Pianist Wright-Shen's verbal story of  her second piece in the second part of her concert: Clara Schumann (1819-1896) Variations on a theme of Robert Schumann, Op. 20 (1853) was very interesting. She said that the variations were written by Schumann's wife (who was also a musician) as a birthday gift to her husband, and based on one of her husband's compositions. Clara starts her Variations piece with a verbatim restatement of Robert's piece (as a theme) and then moves the theme to the treble clef and begins changing it rhythm, by using staccato, and 16ths triplets in the right hand in one of the variations,  thus demonstrating her own virtuosity as a pianist. She then continue changing each variation by adding chords, arpeggios, a harmonizing canon, and at the end doing a unique variation so symmetrically constructed, that the melody will sound identical, whether the piece is played from beginning to the end, or from the end to the beginning.  Pianist Wright-Shen managed not only to demonstrate to her audience her complete control of her instrument, but her understanding and mastery of the difficult piece.

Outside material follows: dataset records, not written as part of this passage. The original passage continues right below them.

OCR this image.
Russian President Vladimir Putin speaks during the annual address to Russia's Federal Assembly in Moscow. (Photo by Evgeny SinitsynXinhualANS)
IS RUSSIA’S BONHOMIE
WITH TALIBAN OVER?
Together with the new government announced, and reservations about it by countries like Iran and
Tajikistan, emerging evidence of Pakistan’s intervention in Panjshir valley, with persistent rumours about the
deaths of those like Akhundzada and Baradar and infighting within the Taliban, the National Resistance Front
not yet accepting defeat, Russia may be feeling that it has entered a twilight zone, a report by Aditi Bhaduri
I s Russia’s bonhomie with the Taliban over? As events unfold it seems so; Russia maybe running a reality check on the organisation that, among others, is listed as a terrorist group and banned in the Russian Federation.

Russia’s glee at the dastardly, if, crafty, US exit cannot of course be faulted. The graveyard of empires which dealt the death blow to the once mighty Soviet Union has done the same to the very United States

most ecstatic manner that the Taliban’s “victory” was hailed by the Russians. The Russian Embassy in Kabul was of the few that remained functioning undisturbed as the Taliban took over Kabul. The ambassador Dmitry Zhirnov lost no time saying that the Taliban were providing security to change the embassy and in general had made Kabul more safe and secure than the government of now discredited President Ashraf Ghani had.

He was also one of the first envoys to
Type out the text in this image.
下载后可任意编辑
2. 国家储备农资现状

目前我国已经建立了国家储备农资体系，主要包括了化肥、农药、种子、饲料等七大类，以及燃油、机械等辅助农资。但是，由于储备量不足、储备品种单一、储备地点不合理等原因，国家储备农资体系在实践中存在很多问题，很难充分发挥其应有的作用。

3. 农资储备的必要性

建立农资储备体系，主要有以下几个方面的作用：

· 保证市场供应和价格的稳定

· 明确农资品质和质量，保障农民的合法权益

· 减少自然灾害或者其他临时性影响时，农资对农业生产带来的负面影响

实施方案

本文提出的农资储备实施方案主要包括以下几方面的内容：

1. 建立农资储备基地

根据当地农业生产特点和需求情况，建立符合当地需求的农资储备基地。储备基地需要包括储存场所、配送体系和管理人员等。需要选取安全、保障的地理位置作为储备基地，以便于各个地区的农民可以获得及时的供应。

The jazzy  Excursions for Piano, Op. 2- Movements III and IV (1945) the first published solo piano Piece by American Composer Samuel Barber (l910-l981) in a classical concert, brought contrast to her concert. The regional American folk idioms of the piece contrasted drastically  with the other pieces in the concert. For the pianist, this piece is rhythmically demanding. It was well interpreted.

But according to Cultural World Bilingual's assessment of her recital, where Sandra Wright-Shen excelled on that night, was in her interpretation of Franz Liszt (l811-l886)  Paganini Etudes, No. 6 in A Minor (l838; rev 1851).  The piece, was written to daunt even the most accomplished pianists, because it requires rapid octaves, scales, spans, arpeggios, to name a few, and test not only the pianist velocity in execution, but his or her accuracy in sound. The piece is considered "difficult" even for seasoned concert pianists because it demands the most technical skills of the pianists repertoire. Sandra Wright-Shen mastered it.